Paleontologen van Flinders University in Australië hebben een uniek fossiel bestudeerd van een onbekende, uitgestorven buideldiersoort.
3D-scans wijzen hopelijk uit hoe de soort de klimaatverandering in Australië heeft overleefd, schrijven de onderzoekers in een artikel in het tijdschrift Royal Society Open Science.
In 2017 vond het team fossielen van een onbekend buideldier in een geërodeerde rotswand in Kalamurina Wildlife Sanctuary in Zuid-Australië, die 3,5 miljoen jaar oud bleken te zijn.
Aangepast aan klimaatverandering
De nieuwe soort is Ambulator keanei gedoopt en behoorde tot de uitgestorven familie van de Diprotodontidae, waartoe reuzenbuideldieren behoorden die verwant zijn aan de wombat.
A. keanei leek nog het meest op een kruising tussen een beer en een neushoorn.
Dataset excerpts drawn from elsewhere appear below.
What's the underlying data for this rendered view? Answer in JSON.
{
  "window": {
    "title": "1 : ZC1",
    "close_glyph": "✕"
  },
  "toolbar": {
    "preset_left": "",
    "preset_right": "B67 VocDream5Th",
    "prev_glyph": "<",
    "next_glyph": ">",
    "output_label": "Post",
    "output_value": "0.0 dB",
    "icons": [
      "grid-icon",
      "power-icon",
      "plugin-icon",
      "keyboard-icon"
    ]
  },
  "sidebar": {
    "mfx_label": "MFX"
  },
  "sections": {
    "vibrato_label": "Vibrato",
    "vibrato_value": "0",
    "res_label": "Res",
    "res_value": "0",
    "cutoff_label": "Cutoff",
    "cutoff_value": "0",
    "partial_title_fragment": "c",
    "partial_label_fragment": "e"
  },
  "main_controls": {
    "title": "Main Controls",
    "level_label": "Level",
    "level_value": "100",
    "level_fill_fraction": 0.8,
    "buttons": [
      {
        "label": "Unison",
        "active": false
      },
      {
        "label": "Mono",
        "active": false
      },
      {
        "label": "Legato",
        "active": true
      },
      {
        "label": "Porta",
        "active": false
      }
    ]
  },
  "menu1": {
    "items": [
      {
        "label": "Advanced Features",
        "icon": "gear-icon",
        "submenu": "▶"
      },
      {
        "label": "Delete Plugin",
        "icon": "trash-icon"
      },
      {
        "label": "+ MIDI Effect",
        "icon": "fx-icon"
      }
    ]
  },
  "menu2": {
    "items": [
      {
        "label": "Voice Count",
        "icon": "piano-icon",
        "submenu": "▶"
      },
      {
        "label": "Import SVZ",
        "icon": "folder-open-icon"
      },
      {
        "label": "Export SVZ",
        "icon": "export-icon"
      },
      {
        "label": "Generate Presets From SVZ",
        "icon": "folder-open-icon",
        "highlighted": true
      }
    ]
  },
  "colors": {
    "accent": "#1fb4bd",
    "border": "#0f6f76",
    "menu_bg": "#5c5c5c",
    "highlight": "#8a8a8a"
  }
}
Hij woog meer dan 250 kilo en had een schofthoogte tot 1 meter.
De onderzoekers maakten 3D-scans van de botresten, die online te vinden zijn. Op basis hiervan maakten ze een computermodel, dat laat zien hoe A. keanei eruit kan hebben gezien.
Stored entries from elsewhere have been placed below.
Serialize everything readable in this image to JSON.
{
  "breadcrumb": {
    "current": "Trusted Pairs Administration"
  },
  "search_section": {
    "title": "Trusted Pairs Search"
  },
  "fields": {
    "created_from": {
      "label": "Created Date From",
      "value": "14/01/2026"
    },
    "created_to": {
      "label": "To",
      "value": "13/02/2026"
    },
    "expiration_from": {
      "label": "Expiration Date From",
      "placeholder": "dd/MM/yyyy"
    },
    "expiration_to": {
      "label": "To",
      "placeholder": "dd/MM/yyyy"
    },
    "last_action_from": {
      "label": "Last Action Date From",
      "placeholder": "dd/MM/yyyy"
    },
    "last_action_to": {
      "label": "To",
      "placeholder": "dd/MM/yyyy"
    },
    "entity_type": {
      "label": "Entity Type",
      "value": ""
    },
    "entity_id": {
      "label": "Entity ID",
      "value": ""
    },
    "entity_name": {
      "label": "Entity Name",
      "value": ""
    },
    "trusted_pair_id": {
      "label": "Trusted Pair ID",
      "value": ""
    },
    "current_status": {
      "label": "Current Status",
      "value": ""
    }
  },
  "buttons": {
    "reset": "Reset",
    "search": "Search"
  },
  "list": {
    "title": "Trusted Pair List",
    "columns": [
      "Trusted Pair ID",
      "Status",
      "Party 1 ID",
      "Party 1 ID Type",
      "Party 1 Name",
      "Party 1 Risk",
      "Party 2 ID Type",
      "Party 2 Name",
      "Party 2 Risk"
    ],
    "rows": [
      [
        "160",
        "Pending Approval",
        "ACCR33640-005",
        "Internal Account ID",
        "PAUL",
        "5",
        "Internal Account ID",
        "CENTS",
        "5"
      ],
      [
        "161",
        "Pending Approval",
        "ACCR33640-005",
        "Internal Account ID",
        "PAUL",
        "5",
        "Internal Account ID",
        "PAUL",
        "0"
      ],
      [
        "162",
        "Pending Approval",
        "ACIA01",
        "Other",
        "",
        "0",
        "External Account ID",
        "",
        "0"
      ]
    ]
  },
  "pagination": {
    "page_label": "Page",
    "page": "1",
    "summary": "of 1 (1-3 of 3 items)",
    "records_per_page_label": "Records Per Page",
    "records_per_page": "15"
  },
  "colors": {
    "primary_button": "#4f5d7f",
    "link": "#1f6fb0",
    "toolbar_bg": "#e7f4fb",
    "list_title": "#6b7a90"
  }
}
Dit model geeft aan dat het reuzenbuideldier mogelijk een speciaal loopje had, dat anders was dan huidige dieren van deze grootte.
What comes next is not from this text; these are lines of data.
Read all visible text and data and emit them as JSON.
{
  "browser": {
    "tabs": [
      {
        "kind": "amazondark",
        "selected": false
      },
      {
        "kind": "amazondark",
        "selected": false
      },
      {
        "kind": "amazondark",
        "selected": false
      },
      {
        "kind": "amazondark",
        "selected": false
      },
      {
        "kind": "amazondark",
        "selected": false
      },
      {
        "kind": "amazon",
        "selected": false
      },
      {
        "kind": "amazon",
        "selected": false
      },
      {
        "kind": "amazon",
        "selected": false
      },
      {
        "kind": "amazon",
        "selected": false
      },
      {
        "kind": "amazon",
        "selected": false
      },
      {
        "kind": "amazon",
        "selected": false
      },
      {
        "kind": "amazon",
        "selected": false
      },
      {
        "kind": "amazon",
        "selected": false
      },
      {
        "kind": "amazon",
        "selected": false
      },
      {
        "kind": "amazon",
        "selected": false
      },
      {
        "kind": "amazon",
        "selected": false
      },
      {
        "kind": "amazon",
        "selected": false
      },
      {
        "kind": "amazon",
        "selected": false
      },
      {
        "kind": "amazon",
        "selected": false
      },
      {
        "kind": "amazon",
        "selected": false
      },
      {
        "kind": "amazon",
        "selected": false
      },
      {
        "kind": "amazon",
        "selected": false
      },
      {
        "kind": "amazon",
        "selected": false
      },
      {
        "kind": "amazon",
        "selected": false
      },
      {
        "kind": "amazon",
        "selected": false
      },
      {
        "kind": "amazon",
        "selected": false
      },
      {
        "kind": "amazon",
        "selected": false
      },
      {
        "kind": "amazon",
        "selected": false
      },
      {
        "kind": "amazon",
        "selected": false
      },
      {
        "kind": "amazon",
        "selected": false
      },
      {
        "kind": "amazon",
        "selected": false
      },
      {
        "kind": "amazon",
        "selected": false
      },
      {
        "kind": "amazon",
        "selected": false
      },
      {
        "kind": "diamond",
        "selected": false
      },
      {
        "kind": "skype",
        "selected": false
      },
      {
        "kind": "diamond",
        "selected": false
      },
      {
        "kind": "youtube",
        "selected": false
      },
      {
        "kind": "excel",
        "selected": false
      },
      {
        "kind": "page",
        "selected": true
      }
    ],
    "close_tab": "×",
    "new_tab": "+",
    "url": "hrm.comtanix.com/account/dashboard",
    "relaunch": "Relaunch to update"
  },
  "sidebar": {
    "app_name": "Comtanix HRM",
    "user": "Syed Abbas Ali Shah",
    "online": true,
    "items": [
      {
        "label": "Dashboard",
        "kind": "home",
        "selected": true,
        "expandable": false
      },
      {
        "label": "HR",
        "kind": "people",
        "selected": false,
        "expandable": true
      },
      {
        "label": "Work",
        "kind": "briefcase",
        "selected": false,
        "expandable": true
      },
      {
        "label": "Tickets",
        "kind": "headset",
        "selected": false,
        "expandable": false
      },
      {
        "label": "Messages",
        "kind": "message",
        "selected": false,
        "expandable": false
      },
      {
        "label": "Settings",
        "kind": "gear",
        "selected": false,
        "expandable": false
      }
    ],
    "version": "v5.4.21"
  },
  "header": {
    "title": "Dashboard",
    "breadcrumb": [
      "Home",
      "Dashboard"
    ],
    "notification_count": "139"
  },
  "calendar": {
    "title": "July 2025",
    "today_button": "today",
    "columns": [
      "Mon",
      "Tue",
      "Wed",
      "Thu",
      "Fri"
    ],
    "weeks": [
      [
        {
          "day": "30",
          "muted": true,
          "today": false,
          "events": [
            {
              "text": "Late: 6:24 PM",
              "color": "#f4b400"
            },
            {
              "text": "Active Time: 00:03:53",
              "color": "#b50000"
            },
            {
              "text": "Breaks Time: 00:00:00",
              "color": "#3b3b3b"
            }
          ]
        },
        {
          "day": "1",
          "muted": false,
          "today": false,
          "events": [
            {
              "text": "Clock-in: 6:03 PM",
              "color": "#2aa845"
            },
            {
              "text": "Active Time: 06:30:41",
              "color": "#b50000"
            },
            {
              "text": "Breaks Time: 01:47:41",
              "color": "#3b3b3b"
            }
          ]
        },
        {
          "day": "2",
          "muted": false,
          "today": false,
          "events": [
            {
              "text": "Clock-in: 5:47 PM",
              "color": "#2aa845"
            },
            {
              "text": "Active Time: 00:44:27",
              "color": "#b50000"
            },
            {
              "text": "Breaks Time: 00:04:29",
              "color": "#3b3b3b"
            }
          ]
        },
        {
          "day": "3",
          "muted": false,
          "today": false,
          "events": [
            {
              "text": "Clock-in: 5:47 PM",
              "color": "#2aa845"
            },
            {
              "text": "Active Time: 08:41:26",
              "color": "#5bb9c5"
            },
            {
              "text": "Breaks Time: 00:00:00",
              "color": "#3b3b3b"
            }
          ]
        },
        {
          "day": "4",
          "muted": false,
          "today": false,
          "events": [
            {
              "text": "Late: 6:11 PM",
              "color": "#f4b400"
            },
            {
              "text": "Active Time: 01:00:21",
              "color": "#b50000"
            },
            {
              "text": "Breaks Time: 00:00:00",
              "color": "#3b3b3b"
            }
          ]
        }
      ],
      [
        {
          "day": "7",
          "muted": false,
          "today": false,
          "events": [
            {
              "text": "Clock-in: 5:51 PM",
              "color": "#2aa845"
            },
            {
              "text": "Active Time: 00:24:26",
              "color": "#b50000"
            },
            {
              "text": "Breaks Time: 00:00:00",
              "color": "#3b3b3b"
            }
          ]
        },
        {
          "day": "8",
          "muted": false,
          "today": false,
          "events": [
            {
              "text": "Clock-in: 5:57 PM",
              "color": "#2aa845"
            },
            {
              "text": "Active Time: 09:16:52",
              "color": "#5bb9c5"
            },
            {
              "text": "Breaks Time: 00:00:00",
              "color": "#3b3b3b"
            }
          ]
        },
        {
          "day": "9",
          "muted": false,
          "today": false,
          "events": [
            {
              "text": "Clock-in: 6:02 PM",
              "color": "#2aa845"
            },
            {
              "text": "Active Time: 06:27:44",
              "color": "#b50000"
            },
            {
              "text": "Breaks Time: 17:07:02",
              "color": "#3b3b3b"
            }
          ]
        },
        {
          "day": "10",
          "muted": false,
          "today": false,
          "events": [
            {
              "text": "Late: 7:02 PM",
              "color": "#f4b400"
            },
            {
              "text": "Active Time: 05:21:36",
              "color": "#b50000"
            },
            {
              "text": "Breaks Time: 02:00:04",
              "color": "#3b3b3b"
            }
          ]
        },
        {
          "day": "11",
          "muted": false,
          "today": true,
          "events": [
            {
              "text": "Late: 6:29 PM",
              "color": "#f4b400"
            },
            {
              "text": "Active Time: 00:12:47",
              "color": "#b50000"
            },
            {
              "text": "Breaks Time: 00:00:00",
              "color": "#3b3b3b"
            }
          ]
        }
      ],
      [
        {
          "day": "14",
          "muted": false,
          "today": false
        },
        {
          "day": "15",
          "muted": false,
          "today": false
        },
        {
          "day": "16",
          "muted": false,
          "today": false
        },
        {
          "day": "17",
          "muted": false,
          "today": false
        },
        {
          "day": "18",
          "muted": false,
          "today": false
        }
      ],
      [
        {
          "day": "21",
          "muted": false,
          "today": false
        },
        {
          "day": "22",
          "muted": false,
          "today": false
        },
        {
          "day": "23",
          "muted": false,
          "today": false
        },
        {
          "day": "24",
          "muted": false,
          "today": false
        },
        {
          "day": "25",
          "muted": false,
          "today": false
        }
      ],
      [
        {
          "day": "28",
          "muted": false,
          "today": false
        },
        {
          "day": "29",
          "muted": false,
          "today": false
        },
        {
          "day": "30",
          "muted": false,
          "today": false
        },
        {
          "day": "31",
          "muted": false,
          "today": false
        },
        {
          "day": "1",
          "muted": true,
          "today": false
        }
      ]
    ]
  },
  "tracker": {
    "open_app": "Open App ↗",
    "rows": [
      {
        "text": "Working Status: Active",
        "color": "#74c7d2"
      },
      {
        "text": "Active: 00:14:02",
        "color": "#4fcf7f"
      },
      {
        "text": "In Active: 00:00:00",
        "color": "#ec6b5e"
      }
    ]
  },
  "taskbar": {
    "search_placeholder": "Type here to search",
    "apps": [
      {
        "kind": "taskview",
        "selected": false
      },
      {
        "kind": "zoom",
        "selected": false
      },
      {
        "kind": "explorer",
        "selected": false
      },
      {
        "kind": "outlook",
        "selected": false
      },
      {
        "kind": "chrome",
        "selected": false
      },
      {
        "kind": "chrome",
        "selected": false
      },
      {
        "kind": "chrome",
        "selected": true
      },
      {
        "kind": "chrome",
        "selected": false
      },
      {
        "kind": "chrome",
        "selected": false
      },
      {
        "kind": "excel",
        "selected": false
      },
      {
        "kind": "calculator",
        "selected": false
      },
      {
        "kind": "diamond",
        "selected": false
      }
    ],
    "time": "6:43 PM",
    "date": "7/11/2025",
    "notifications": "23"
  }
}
‘De meeste grote planteneters van nu, zoals neushoorns, zijn topteengangers, wat betekent dat ze op hun tenen lopen terwijl hun hielen de grond niet raken,’ zegt een van de onderzoekers, Jacob van Zoelen, in een persbericht.
‘Diprotodontiden zijn zoolgangers, wat betekent dat hun hielbeen (calcaneus) de grond raakt als ze lopen, net als bij mensen.’
Dit kan verklaren hoe A. keanei zich heeft aangepast aan de snelle klimaatverandering in Australië. Als de hiel de grond raakte, bespaarde het dier energie door zijn gewicht gelijkmatig over zijn zolen te verdelen.
Onderzoekers denken dat het dier daardoor de lange droge afstanden kon afleggen tussen weelderige bossen en graslanden waar voedsel en water beschikbaar waren. Ambulator betekent dan ook ‘wandelaar’.